The author is a political scientist. Please don't hold that against him.

 

Democracy: Inconvenient for political parties

This past weekend, the League of Women Voters hosted an event in Richmond to train organizations that want to hold voter registration drives. This is generally a good thing; voting is our most basic political right, and we should provide resources to groups to help them get more people to vote. (H/t to Delegate Betsy Carr for promoting the event through an e-mail to at least some constituents, which is how I found out about it.)

So what's the problem? The training is actually REQUIRED of groups that want to hold voter drives in Virginia. Based on a 2013 law, if your organization requests at least 25 voter registration forms, you have to complete the training. The Virginia Board of Elections offers some training classes (including the one sponsored by the LWV noted above), and some local offices may do so also. You can also complete a 30-minute online training course.

Maybe that doesn't seem so much a burden. But it's yet another restriction that makes it harder for people to vote. Advance voter registration is outdated and pretty useless to begin with, and now the state has made it so groups have to jump through more hoops to try to ease the process for people. And it's not just the training; the 2013 law also prevents groups from pre-populating the form at all (to enter in zip codes, say), and discourages photocopying.

This particular 2013 law was in some ways a response to the ridiculous ACORN "scandal" manufactured by conservative gadfly (and serial liar) James O'Keefe. O'Keefe used doctored videos to claim that ACORN was committing voter fraud on a vast scale, even though a series of state investigations exonerated the organization.

But the VA law is part of a bigger picture, one in which the two parties collude to restrict the electorate in various ways. Republicans are more guilty of these restrictions, in part because a chief piece of their electoral strategy is preventing Democratic voters from getting to the polls. But both parties are guilty of making it harder, and not easier, to vote.

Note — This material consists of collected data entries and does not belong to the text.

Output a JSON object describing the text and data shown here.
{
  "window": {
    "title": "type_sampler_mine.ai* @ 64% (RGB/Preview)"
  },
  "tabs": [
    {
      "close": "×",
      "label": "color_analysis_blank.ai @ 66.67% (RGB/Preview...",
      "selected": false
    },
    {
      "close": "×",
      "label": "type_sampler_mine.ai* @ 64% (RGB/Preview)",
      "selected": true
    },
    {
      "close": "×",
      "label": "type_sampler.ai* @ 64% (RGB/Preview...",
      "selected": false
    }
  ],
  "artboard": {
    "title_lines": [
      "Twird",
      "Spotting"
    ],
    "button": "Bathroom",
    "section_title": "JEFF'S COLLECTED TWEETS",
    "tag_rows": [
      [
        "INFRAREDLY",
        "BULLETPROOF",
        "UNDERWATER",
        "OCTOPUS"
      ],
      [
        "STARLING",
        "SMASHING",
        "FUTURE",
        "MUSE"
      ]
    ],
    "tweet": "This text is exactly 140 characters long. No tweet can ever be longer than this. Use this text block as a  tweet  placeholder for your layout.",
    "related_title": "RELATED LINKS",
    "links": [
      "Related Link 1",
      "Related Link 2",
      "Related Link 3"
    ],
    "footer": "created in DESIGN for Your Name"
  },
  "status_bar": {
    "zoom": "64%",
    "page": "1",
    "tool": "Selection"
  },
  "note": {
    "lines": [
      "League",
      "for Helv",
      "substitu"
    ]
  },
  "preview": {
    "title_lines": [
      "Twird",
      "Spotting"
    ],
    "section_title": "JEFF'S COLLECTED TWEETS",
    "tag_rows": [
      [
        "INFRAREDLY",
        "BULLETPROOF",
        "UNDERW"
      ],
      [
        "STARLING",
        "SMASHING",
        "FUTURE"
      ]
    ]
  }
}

In some ways, the two main parties act as cartels, using the rules of the game to maintain their powerful position. (Politics nerds can review the much-cited work of political scientists Richard Katz and Peter Mair on party cartels.) Even the #2 spot in a two-party system of collusion is better than being one of a group of also-rans. So parties create a system that makes the electorate easier to manage, as well as all the other rules that keep them on top. (Like the rules that restrict external third party challenges and internal outsider candidacies, as I noted last week.)

The textbook I use in my American Government course describes American political history as a battle between elite democrats, who want to restrict participation, and more popular democrats. But even elite dems (who include our founding fathers, by the way) think that the masses should be able to voice their concerns through elections. Instead, our current rules tend toward an aristocracy - rule by the wise, supposedly, but really those with resources.

If you want to have a democracy, and not rule by the rich, then one thing you can do is make it easy to vote. Our political parties are doing the exact opposite.